Sunday, April 25, 2010

Role-play for Medical Students Learning About Communication: Guidelines for Maximizing Benefits

This article, from BioMed Central Medical Education, evalutes the use of role-playing as an educaitonal method for medical students. Authors Debra Nestel and Tayna Tierney focus on role-playing by 284 first-year medical students at Imperial College's communications program, which divides students into groups of 30 to learn specific skills associated with medical interviewing. Students take the role of interviewer, patient, or observer and have 5 minutes preparation, 5 minutes in role-play and 10 minutes in feedback. Before the sessions, students completed questionnaires about their prior experience with role-play, and afterwards, they completed evaluations about whether or not they thought role-play was helpful based on their new experience. Responses were both closed and open-ended.
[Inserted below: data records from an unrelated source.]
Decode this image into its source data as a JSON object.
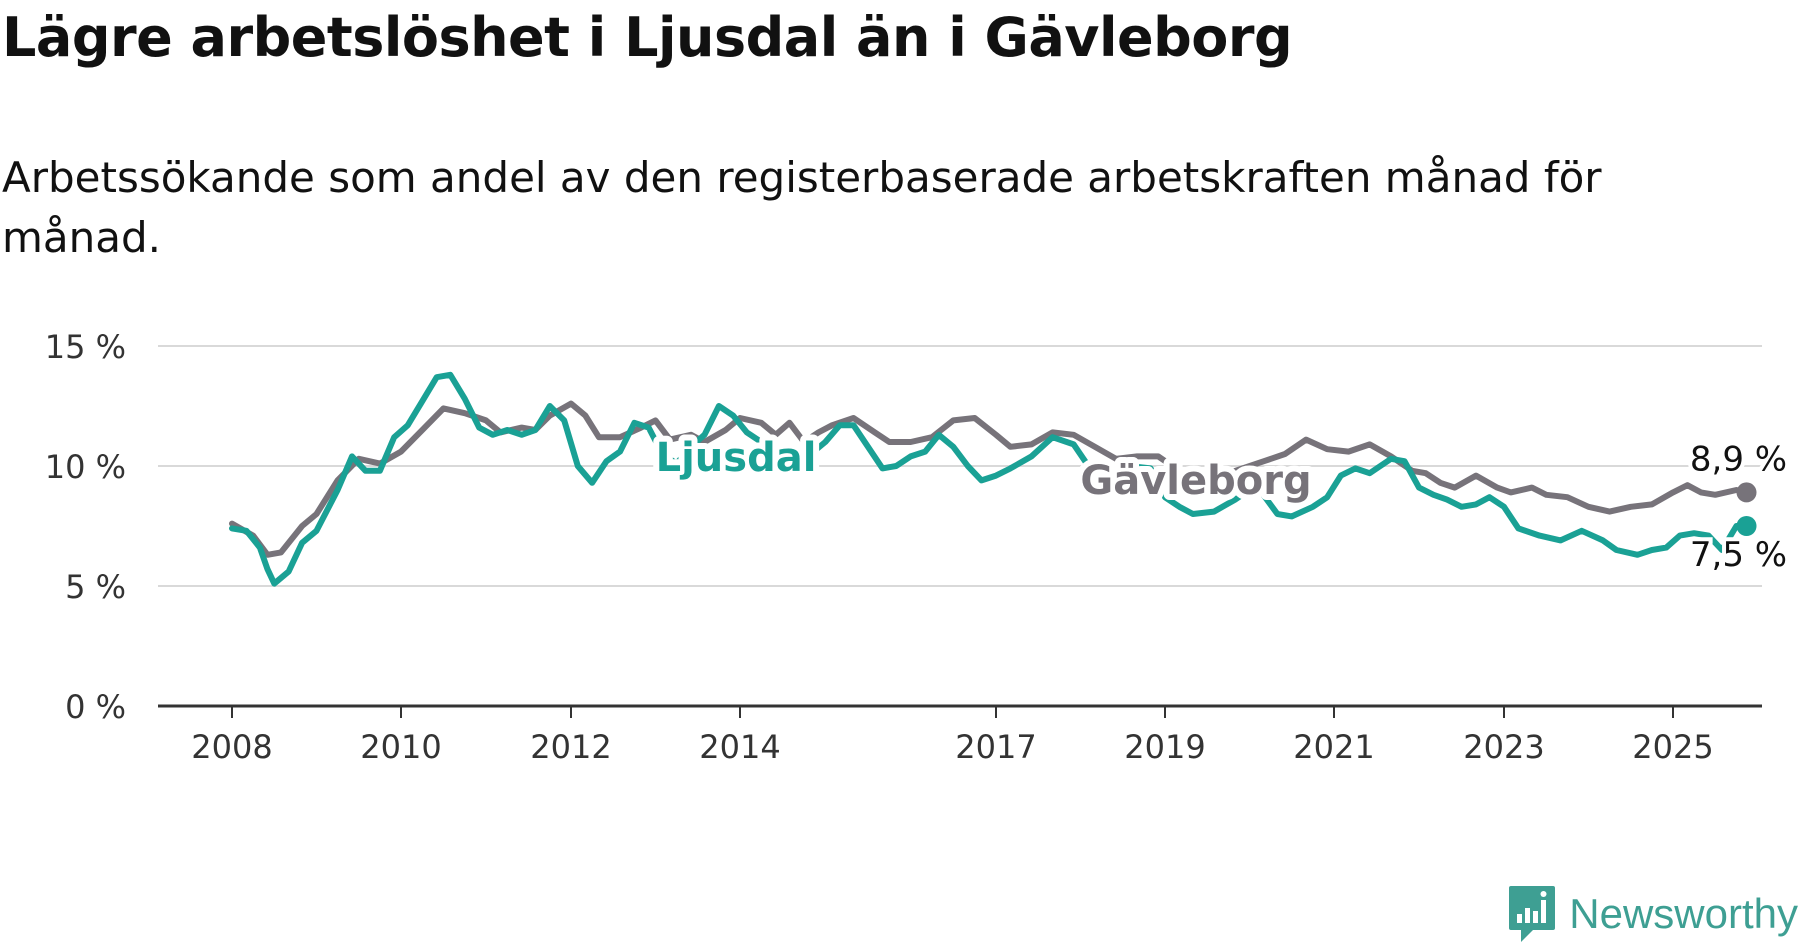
{
  "title": "Lägre arbetslöshet i Ljusdal än i Gävleborg",
  "subtitle": "Arbetssökande som andel av den registerbaserade arbetskraften månad för månad.",
  "brand": {
    "name": "Newsworthy",
    "color": "#3e9f93",
    "icon": "newsworthy-logo-icon"
  },
  "chart_data": {
    "type": "line",
    "title": "Lägre arbetslöshet i Ljusdal än i Gävleborg",
    "subtitle": "Arbetssökande som andel av den registerbaserade arbetskraften månad för månad.",
    "xlabel": "",
    "ylabel": "",
    "xlim": [
      2007.8,
      2025.9
    ],
    "ylim": [
      0,
      15
    ],
    "y_ticks": [
      0,
      5,
      10,
      15
    ],
    "y_tick_labels": [
      "0 %",
      "5 %",
      "10 %",
      "15 %"
    ],
    "x_ticks": [
      2008,
      2010,
      2012,
      2014,
      2017,
      2019,
      2021,
      2023,
      2025
    ],
    "x_tick_labels": [
      "2008",
      "2010",
      "2012",
      "2014",
      "2017",
      "2019",
      "2021",
      "2023",
      "2025"
    ],
    "grid": true,
    "legend": "inline labels",
    "series": [
      {
        "name": "Gävleborg",
        "color": "#77737a",
        "end_label": "8,9 %",
        "points": [
          [
            2008.0,
            7.6
          ],
          [
            2008.25,
            7.1
          ],
          [
            2008.42,
            6.3
          ],
          [
            2008.58,
            6.4
          ],
          [
            2008.83,
            7.5
          ],
          [
            2009.0,
            8.0
          ],
          [
            2009.25,
            9.4
          ],
          [
            2009.5,
            10.3
          ],
          [
            2009.75,
            10.1
          ],
          [
            2010.0,
            10.6
          ],
          [
            2010.25,
            11.5
          ],
          [
            2010.5,
            12.4
          ],
          [
            2010.75,
            12.2
          ],
          [
            2011.0,
            11.9
          ],
          [
            2011.17,
            11.4
          ],
          [
            2011.42,
            11.6
          ],
          [
            2011.58,
            11.5
          ],
          [
            2011.75,
            12.1
          ],
          [
            2012.0,
            12.6
          ],
          [
            2012.17,
            12.1
          ],
          [
            2012.33,
            11.2
          ],
          [
            2012.58,
            11.2
          ],
          [
            2012.83,
            11.6
          ],
          [
            2013.0,
            11.9
          ],
          [
            2013.17,
            11.1
          ],
          [
            2013.42,
            11.3
          ],
          [
            2013.58,
            11.0
          ],
          [
            2013.83,
            11.5
          ],
          [
            2014.0,
            12.0
          ],
          [
            2014.25,
            11.8
          ],
          [
            2014.42,
            11.3
          ],
          [
            2014.58,
            11.8
          ],
          [
            2014.75,
            11.0
          ],
          [
            2014.92,
            11.4
          ],
          [
            2015.08,
            11.7
          ],
          [
            2015.33,
            12.0
          ],
          [
            2015.58,
            11.4
          ],
          [
            2015.75,
            11.0
          ],
          [
            2016.0,
            11.0
          ],
          [
            2016.25,
            11.2
          ],
          [
            2016.5,
            11.9
          ],
          [
            2016.75,
            12.0
          ],
          [
            2017.0,
            11.3
          ],
          [
            2017.17,
            10.8
          ],
          [
            2017.42,
            10.9
          ],
          [
            2017.67,
            11.4
          ],
          [
            2017.92,
            11.3
          ],
          [
            2018.17,
            10.8
          ],
          [
            2018.42,
            10.3
          ],
          [
            2018.67,
            10.4
          ],
          [
            2018.92,
            10.4
          ],
          [
            2019.17,
            9.8
          ],
          [
            2019.42,
            9.3
          ],
          [
            2019.67,
            9.6
          ],
          [
            2019.92,
            9.9
          ],
          [
            2020.17,
            10.2
          ],
          [
            2020.42,
            10.5
          ],
          [
            2020.67,
            11.1
          ],
          [
            2020.92,
            10.7
          ],
          [
            2021.17,
            10.6
          ],
          [
            2021.42,
            10.9
          ],
          [
            2021.67,
            10.4
          ],
          [
            2021.92,
            9.8
          ],
          [
            2022.08,
            9.7
          ],
          [
            2022.25,
            9.3
          ],
          [
            2022.42,
            9.1
          ],
          [
            2022.67,
            9.6
          ],
          [
            2022.92,
            9.1
          ],
          [
            2023.08,
            8.9
          ],
          [
            2023.33,
            9.1
          ],
          [
            2023.5,
            8.8
          ],
          [
            2023.75,
            8.7
          ],
          [
            2024.0,
            8.3
          ],
          [
            2024.25,
            8.1
          ],
          [
            2024.5,
            8.3
          ],
          [
            2024.75,
            8.4
          ],
          [
            2025.0,
            8.9
          ],
          [
            2025.17,
            9.2
          ],
          [
            2025.33,
            8.9
          ],
          [
            2025.5,
            8.8
          ],
          [
            2025.75,
            9.0
          ],
          [
            2025.87,
            8.9
          ]
        ]
      },
      {
        "name": "Ljusdal",
        "color": "#1aa195",
        "end_label": "7,5 %",
        "points": [
          [
            2008.0,
            7.4
          ],
          [
            2008.17,
            7.3
          ],
          [
            2008.33,
            6.6
          ],
          [
            2008.42,
            5.7
          ],
          [
            2008.5,
            5.1
          ],
          [
            2008.67,
            5.6
          ],
          [
            2008.83,
            6.8
          ],
          [
            2009.0,
            7.3
          ],
          [
            2009.25,
            9.0
          ],
          [
            2009.42,
            10.4
          ],
          [
            2009.58,
            9.8
          ],
          [
            2009.75,
            9.8
          ],
          [
            2009.92,
            11.2
          ],
          [
            2010.08,
            11.7
          ],
          [
            2010.25,
            12.7
          ],
          [
            2010.42,
            13.7
          ],
          [
            2010.58,
            13.8
          ],
          [
            2010.75,
            12.8
          ],
          [
            2010.92,
            11.6
          ],
          [
            2011.08,
            11.3
          ],
          [
            2011.25,
            11.5
          ],
          [
            2011.42,
            11.3
          ],
          [
            2011.58,
            11.5
          ],
          [
            2011.75,
            12.5
          ],
          [
            2011.92,
            11.9
          ],
          [
            2012.08,
            10.0
          ],
          [
            2012.25,
            9.3
          ],
          [
            2012.42,
            10.2
          ],
          [
            2012.58,
            10.6
          ],
          [
            2012.75,
            11.8
          ],
          [
            2012.92,
            11.6
          ],
          [
            2013.08,
            10.5
          ],
          [
            2013.25,
            10.1
          ],
          [
            2013.42,
            10.8
          ],
          [
            2013.58,
            11.3
          ],
          [
            2013.75,
            12.5
          ],
          [
            2013.92,
            12.1
          ],
          [
            2014.08,
            11.4
          ],
          [
            2014.25,
            11.0
          ],
          [
            2014.5,
            10.7
          ],
          [
            2014.67,
            10.2
          ],
          [
            2014.83,
            10.5
          ],
          [
            2015.0,
            11.0
          ],
          [
            2015.17,
            11.7
          ],
          [
            2015.33,
            11.7
          ],
          [
            2015.5,
            10.8
          ],
          [
            2015.67,
            9.9
          ],
          [
            2015.83,
            10.0
          ],
          [
            2016.0,
            10.4
          ],
          [
            2016.17,
            10.6
          ],
          [
            2016.33,
            11.3
          ],
          [
            2016.5,
            10.8
          ],
          [
            2016.67,
            10.0
          ],
          [
            2016.83,
            9.4
          ],
          [
            2017.0,
            9.6
          ],
          [
            2017.17,
            9.9
          ],
          [
            2017.42,
            10.4
          ],
          [
            2017.67,
            11.2
          ],
          [
            2017.92,
            10.9
          ],
          [
            2018.17,
            9.6
          ],
          [
            2018.33,
            9.8
          ],
          [
            2018.58,
            10.0
          ],
          [
            2018.83,
            9.9
          ],
          [
            2019.0,
            8.7
          ],
          [
            2019.17,
            8.3
          ],
          [
            2019.33,
            8.0
          ],
          [
            2019.58,
            8.1
          ],
          [
            2019.83,
            8.6
          ],
          [
            2020.08,
            9.2
          ],
          [
            2020.33,
            8.0
          ],
          [
            2020.5,
            7.9
          ],
          [
            2020.75,
            8.3
          ],
          [
            2020.92,
            8.7
          ],
          [
            2021.08,
            9.6
          ],
          [
            2021.25,
            9.9
          ],
          [
            2021.42,
            9.7
          ],
          [
            2021.67,
            10.3
          ],
          [
            2021.83,
            10.2
          ],
          [
            2022.0,
            9.1
          ],
          [
            2022.17,
            8.8
          ],
          [
            2022.33,
            8.6
          ],
          [
            2022.5,
            8.3
          ],
          [
            2022.67,
            8.4
          ],
          [
            2022.83,
            8.7
          ],
          [
            2023.0,
            8.3
          ],
          [
            2023.17,
            7.4
          ],
          [
            2023.42,
            7.1
          ],
          [
            2023.67,
            6.9
          ],
          [
            2023.92,
            7.3
          ],
          [
            2024.17,
            6.9
          ],
          [
            2024.33,
            6.5
          ],
          [
            2024.58,
            6.3
          ],
          [
            2024.75,
            6.5
          ],
          [
            2024.92,
            6.6
          ],
          [
            2025.08,
            7.1
          ],
          [
            2025.25,
            7.2
          ],
          [
            2025.42,
            7.1
          ],
          [
            2025.58,
            6.5
          ],
          [
            2025.75,
            7.5
          ],
          [
            2025.87,
            7.5
          ]
        ]
      }
    ]
  }
}
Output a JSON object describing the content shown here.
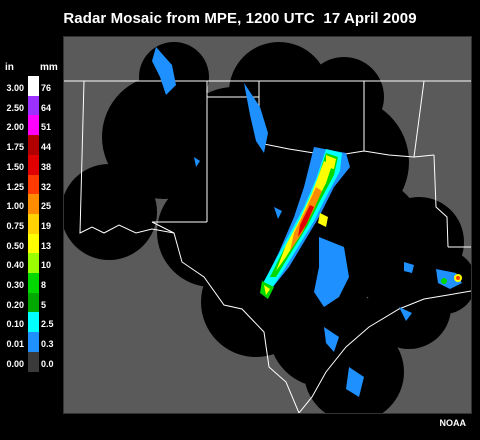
{
  "title": "Radar Mosaic from MPE, 1200 UTC  17 April 2009",
  "legend": {
    "unit_in": "in",
    "unit_mm": "mm",
    "rows": [
      {
        "in": "3.00",
        "mm": "76",
        "color": "#ffffff"
      },
      {
        "in": "2.50",
        "mm": "64",
        "color": "#9b30ff"
      },
      {
        "in": "2.00",
        "mm": "51",
        "color": "#ff00ff"
      },
      {
        "in": "1.75",
        "mm": "44",
        "color": "#b00000"
      },
      {
        "in": "1.50",
        "mm": "38",
        "color": "#e00000"
      },
      {
        "in": "1.25",
        "mm": "32",
        "color": "#ff3a00"
      },
      {
        "in": "1.00",
        "mm": "25",
        "color": "#ff8c00"
      },
      {
        "in": "0.75",
        "mm": "19",
        "color": "#ffd200"
      },
      {
        "in": "0.50",
        "mm": "13",
        "color": "#ffff00"
      },
      {
        "in": "0.40",
        "mm": "10",
        "color": "#9cff00"
      },
      {
        "in": "0.30",
        "mm": "8",
        "color": "#00d800"
      },
      {
        "in": "0.20",
        "mm": "5",
        "color": "#00a800"
      },
      {
        "in": "0.10",
        "mm": "2.5",
        "color": "#00ffff"
      },
      {
        "in": "0.01",
        "mm": "0.3",
        "color": "#1e90ff"
      },
      {
        "in": "0.00",
        "mm": "0.0",
        "color": "#3a3a3a"
      }
    ]
  },
  "credit": "NOAA",
  "map": {
    "background_color": "#5a5a5a",
    "coverage_color": "#000000",
    "border_color": "#ffffff",
    "light_rain_color": "#1e90ff"
  }
}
According to the authors' research, role-play is used as a training method to acquire knowledge, attitudes, and skils in a range of disciplines and with learners of different ages. Role-play in particular is a type of simulaiotn that focuses attention on the interaction of people with one another and emphasizes the functions performed by different people under various circumstances. Role-play can be fully scripted or partially scripted. Players can rotate through roles or new information can be added into the role-play.

Results
Of the 284 students who completed forms, 199 had prior experience with role-play. 221 students reported role-play to be valuable for learning while the remainder reported it to be not valuable. After the role-play, 274 students reported that role-play had been helpful for leaning. Unhelpful experiences focused on emptional responses that impede learning, such as embarrasment, intimidation, or anxiety. Overall, role-play was reported to be an effective means of learning communication skills, desptite prior negative experiences with role-play.

Strengths
  • students gained insight into their own and others' behavior
  • increased understanding of certain issues
  • increased communication skills
  • players get immediate feedback
Weaknesses
  • players not taking role-play seriously
  • lack of realism in roles, setting, or tasks
Source:

http://www.biomedcentral.com/content/pdf/1472-6920-7-3.pdf

1 comment:

  1. The results of this study reported that role-play is an effective means of learning communication skills. It would be interesting to compare a group of students that participated in role-playing with a group that did not, and then see if those who participated had better communication skills once they began working with real patients. If they did, that could be considered somewhat of a validation study, because it would attribute the successful outcome to role-playing.